The national head of police action against hate crime, Mark Hamilton, made a statement in response to the spike in intolerance, saying that ‘no one is responsible for the outbreak and everyone has a right to be protected from targeted abuse’.

It’s a different story in the USA, as President Trump’s rhetoric seemingly encourages xenophobia by consistently referring to Covid-19 as the Chinese virus’ more than twenty times in official addresses during March alone. When Trump faced accusations of racism concerning the term, he stated that ‘It’s not racist at all. No, it’s not at all. [Covid-19 is] from China. That’s why. It comes from China.

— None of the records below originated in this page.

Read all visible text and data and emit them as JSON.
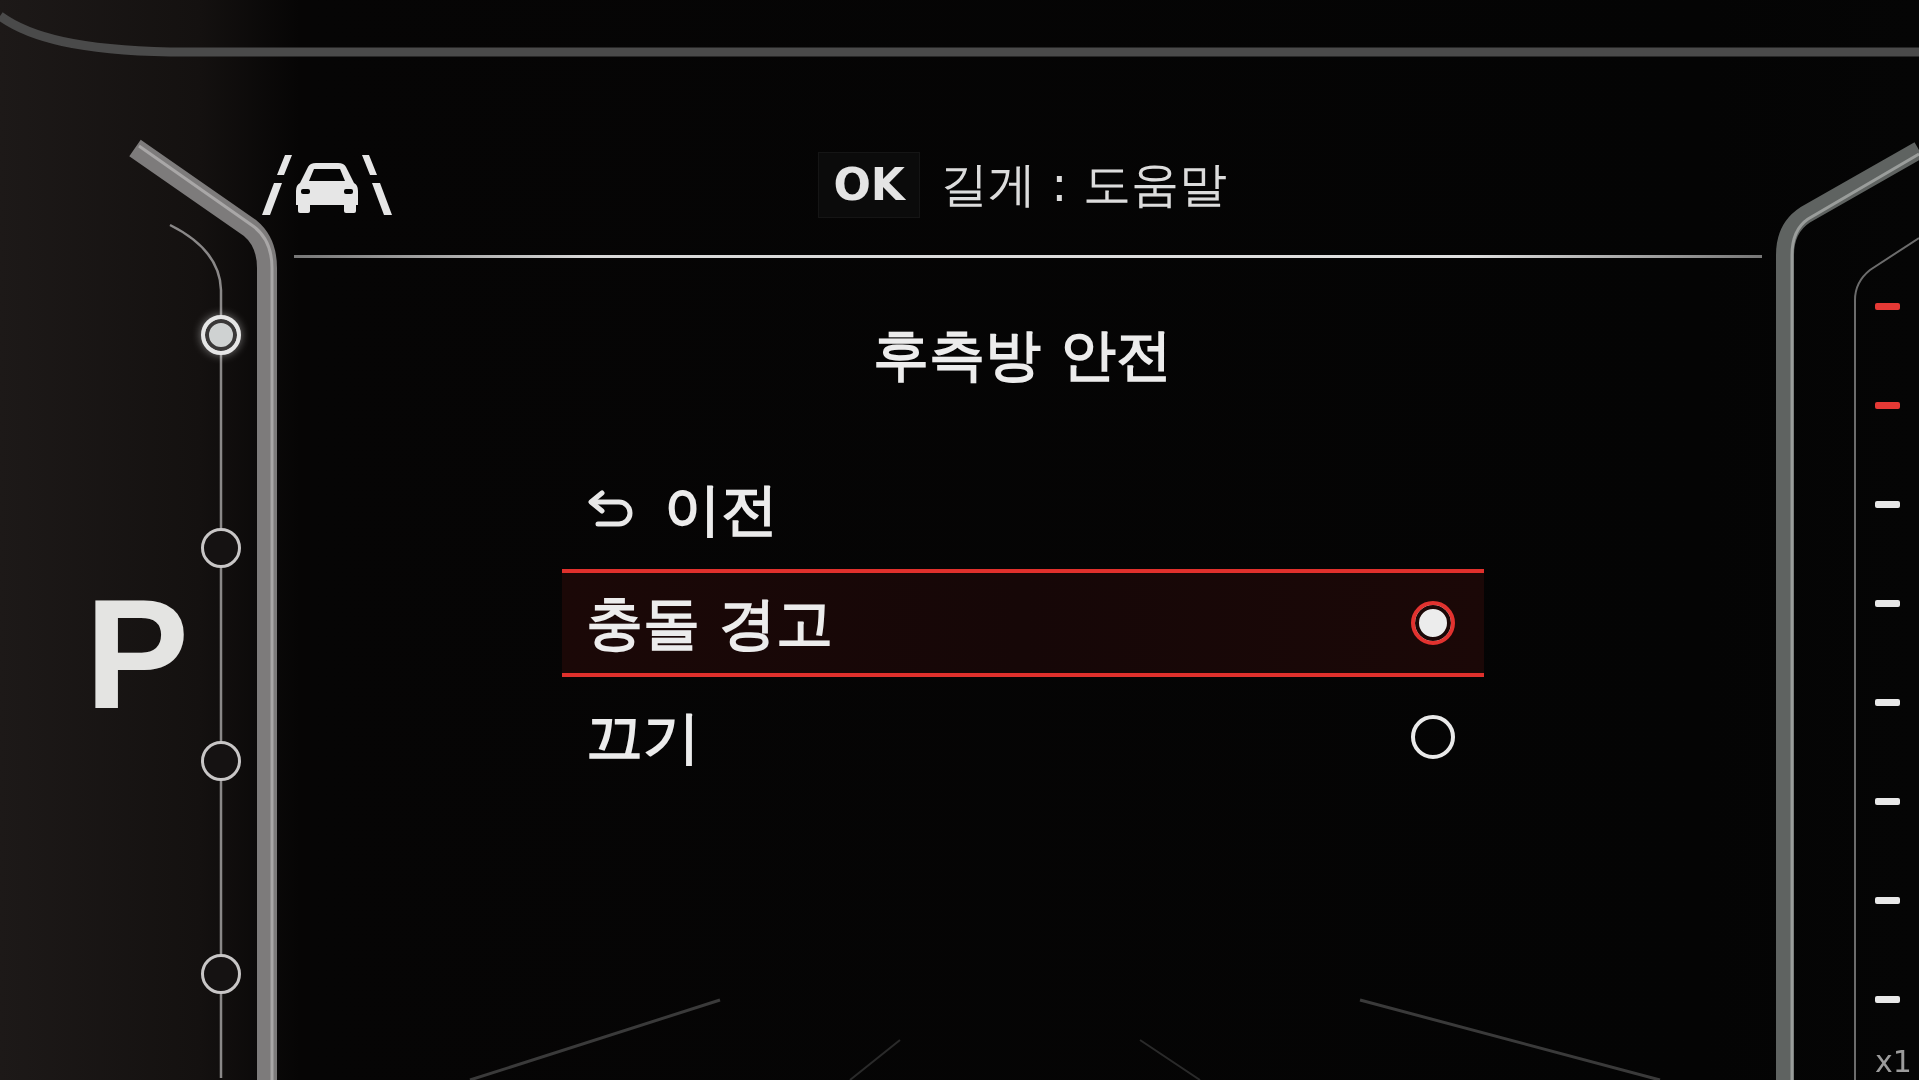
{
  "gear": {
    "label": "P",
    "positions": [
      {
        "selected": true
      },
      {
        "selected": false
      },
      {
        "selected": false
      },
      {
        "selected": false
      }
    ]
  },
  "header": {
    "key": "OK",
    "hint": "길게 : 도움말"
  },
  "title": "후측방 안전",
  "menu": {
    "items": [
      {
        "kind": "back",
        "label": "이전",
        "selected": false
      },
      {
        "kind": "option",
        "label": "충돌 경고",
        "selected": true,
        "checked": true
      },
      {
        "kind": "option",
        "label": "끄기",
        "selected": false,
        "checked": false
      }
    ]
  },
  "tachometer": {
    "ticks": [
      {
        "color": "#e53935"
      },
      {
        "color": "#e53935"
      },
      {
        "color": "#e8e8e8"
      },
      {
        "color": "#e8e8e8"
      },
      {
        "color": "#e8e8e8"
      },
      {
        "color": "#e8e8e8"
      },
      {
        "color": "#e8e8e8"
      },
      {
        "color": "#e8e8e8"
      }
    ],
    "unit": "x1"
  }
}
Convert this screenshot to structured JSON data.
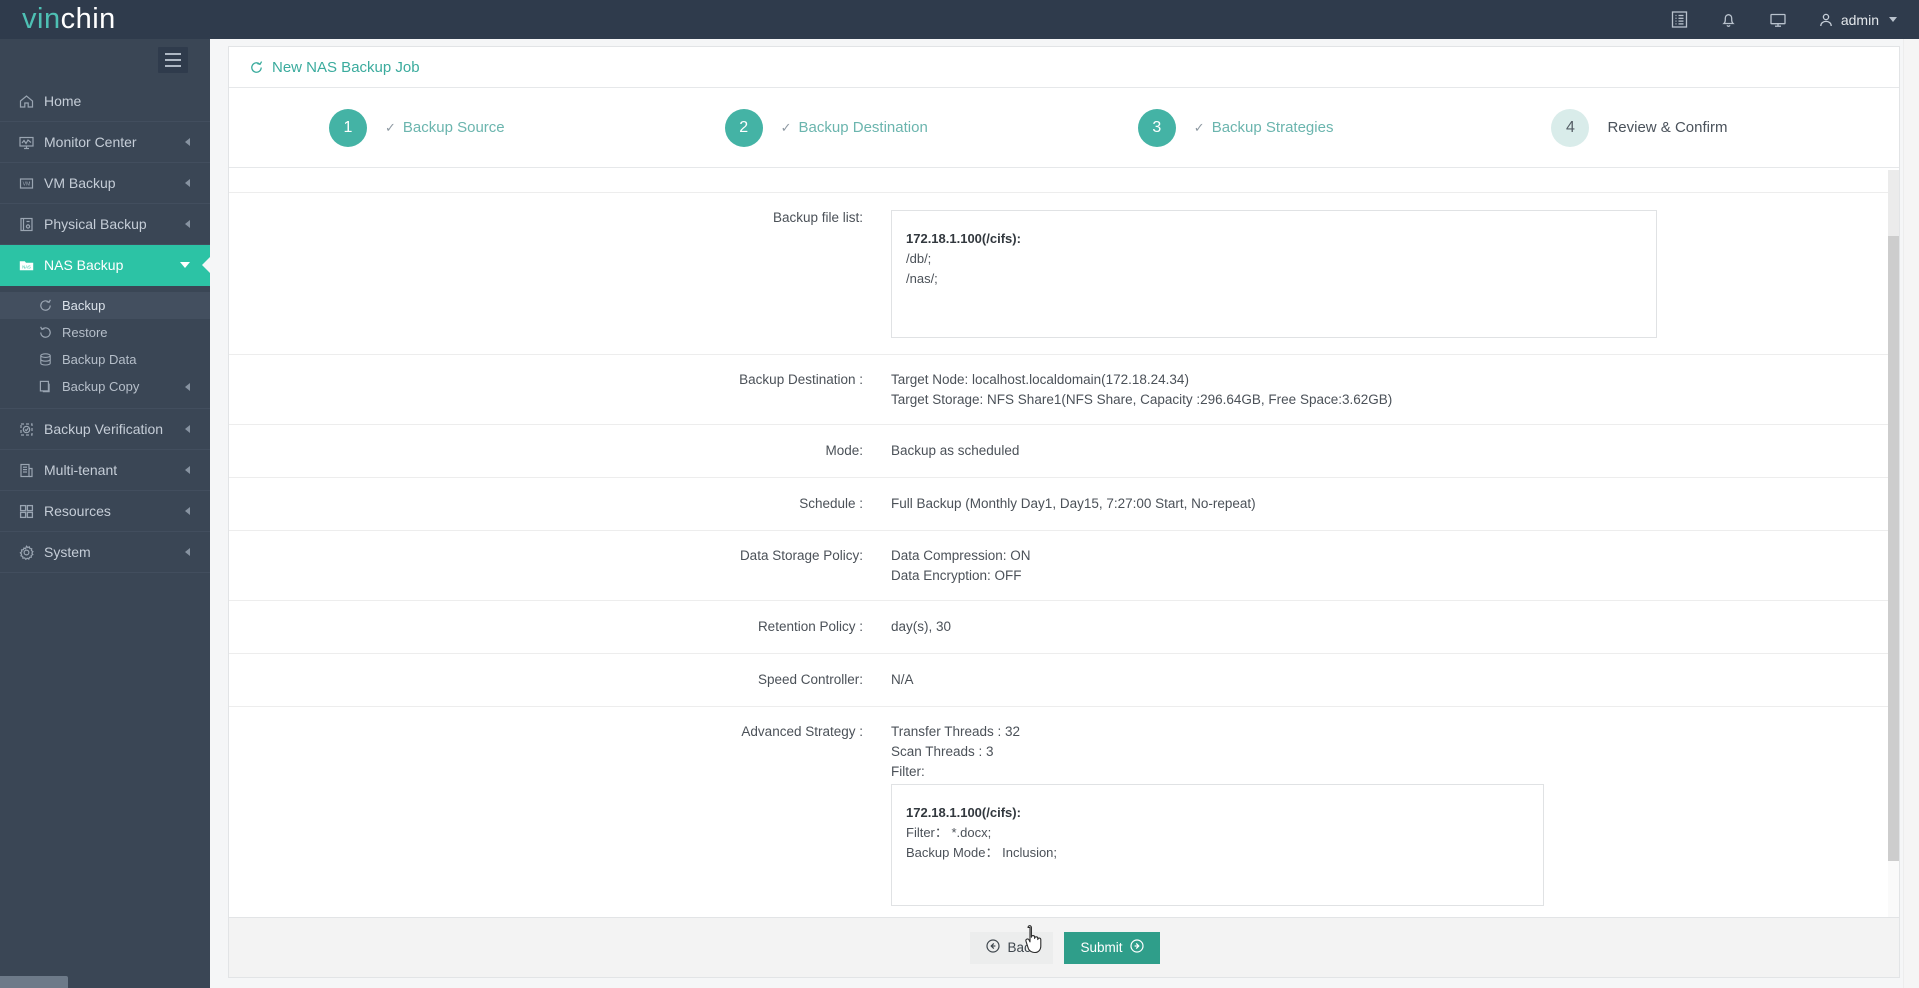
{
  "brand": {
    "part1": "vin",
    "part2": "chin"
  },
  "topbar": {
    "icons": [
      {
        "name": "log-icon",
        "label": "Logs"
      },
      {
        "name": "bell-icon",
        "label": "Notifications"
      },
      {
        "name": "monitor-icon",
        "label": "Console"
      }
    ],
    "user": "admin"
  },
  "sidebar": {
    "items": [
      {
        "label": "Home",
        "icon": "home-icon",
        "expandable": false,
        "active": false
      },
      {
        "label": "Monitor Center",
        "icon": "monitor-center-icon",
        "expandable": true,
        "active": false
      },
      {
        "label": "VM Backup",
        "icon": "vm-icon",
        "expandable": true,
        "active": false
      },
      {
        "label": "Physical Backup",
        "icon": "physical-backup-icon",
        "expandable": true,
        "active": false
      },
      {
        "label": "NAS Backup",
        "icon": "nas-icon",
        "expandable": true,
        "active": true
      },
      {
        "label": "Backup Verification",
        "icon": "shield-check-icon",
        "expandable": true,
        "active": false
      },
      {
        "label": "Multi-tenant",
        "icon": "multi-tenant-icon",
        "expandable": true,
        "active": false
      },
      {
        "label": "Resources",
        "icon": "resources-icon",
        "expandable": true,
        "active": false
      },
      {
        "label": "System",
        "icon": "gear-icon",
        "expandable": true,
        "active": false
      }
    ],
    "subitems": [
      {
        "label": "Backup",
        "icon": "backup-icon",
        "expandable": false,
        "selected": true
      },
      {
        "label": "Restore",
        "icon": "restore-icon",
        "expandable": false,
        "selected": false
      },
      {
        "label": "Backup Data",
        "icon": "database-icon",
        "expandable": false,
        "selected": false
      },
      {
        "label": "Backup Copy",
        "icon": "copy-icon",
        "expandable": true,
        "selected": false
      }
    ]
  },
  "page": {
    "title": "New NAS Backup Job",
    "steps": [
      {
        "number": "1",
        "label": "Backup Source",
        "state": "done"
      },
      {
        "number": "2",
        "label": "Backup Destination",
        "state": "done"
      },
      {
        "number": "3",
        "label": "Backup Strategies",
        "state": "done"
      },
      {
        "number": "4",
        "label": "Review & Confirm",
        "state": "todo"
      }
    ]
  },
  "review": {
    "backup_file_list": {
      "label": "Backup file list:",
      "host": "172.18.1.100(/cifs):",
      "lines": [
        "/db/;",
        "/nas/;"
      ]
    },
    "backup_destination": {
      "label": "Backup Destination :",
      "line1": "Target Node: localhost.localdomain(172.18.24.34)",
      "line2": "Target Storage: NFS Share1(NFS Share, Capacity :296.64GB, Free Space:3.62GB)"
    },
    "mode": {
      "label": "Mode:",
      "value": "Backup as scheduled"
    },
    "schedule": {
      "label": "Schedule :",
      "value": "Full Backup (Monthly Day1, Day15, 7:27:00 Start, No-repeat)"
    },
    "data_storage_policy": {
      "label": "Data Storage Policy:",
      "line1": "Data Compression: ON",
      "line2": "Data Encryption: OFF"
    },
    "retention_policy": {
      "label": "Retention Policy :",
      "value": "day(s), 30"
    },
    "speed_controller": {
      "label": "Speed Controller:",
      "value": "N/A"
    },
    "advanced_strategy": {
      "label": "Advanced Strategy :",
      "transfer_threads": "Transfer Threads : 32",
      "scan_threads": "Scan Threads : 3",
      "filter_label": "Filter:",
      "filter_host": "172.18.1.100(/cifs):",
      "filter_line": "Filter： *.docx;",
      "backup_mode_line": "Backup Mode： Inclusion;"
    }
  },
  "footer": {
    "back": "Back",
    "submit": "Submit"
  },
  "colors": {
    "brand_teal": "#2cc3a5",
    "step_active": "#44b3a5",
    "step_inactive": "#d9ecea",
    "submit_button": "#2f9e8a",
    "topbar_bg": "#2f3b4c",
    "sidebar_bg": "#3a4655",
    "title_text": "#3aab9d"
  }
}
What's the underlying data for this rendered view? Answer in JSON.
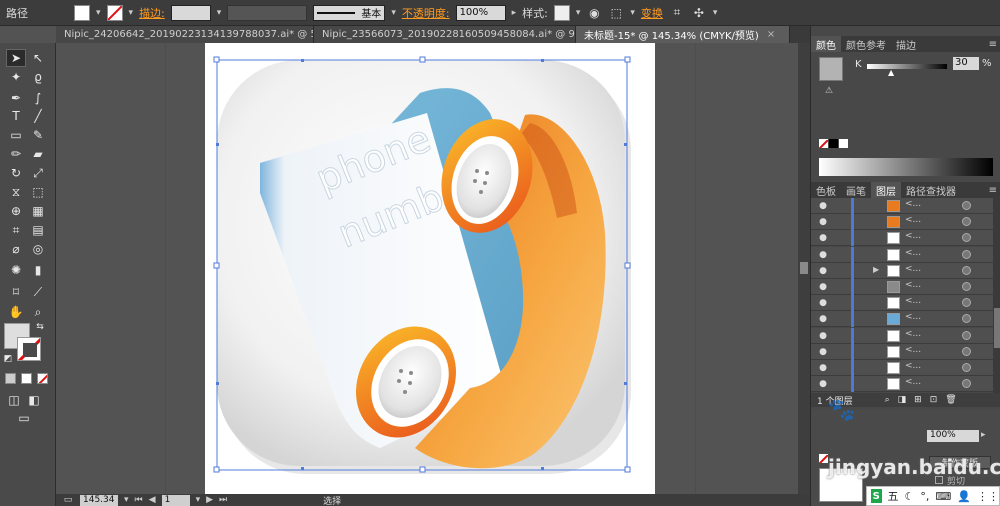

I want to be accurate’, disregarding the possibility that his words could have a negative effect on how Asian Americans would be treated by his supporters.

All forms of xenophobia, whether through commercial boycotting of Asian businesses, physical attacks, racial slurs, vicious comments or even cautionary looks in the street, can be hugely harmful to Asian minorities who hold no fault during the coronavirus pandemic, and can in fact deflect from effective prevention of the virus’ spread by placing an unfounded emphasis on racial origins.  Indeed, Tedros Adhanom Ghebreyesus, the WHO director-general, has said that ‘stigma, to be honest, is more dangerous than the virus itself’.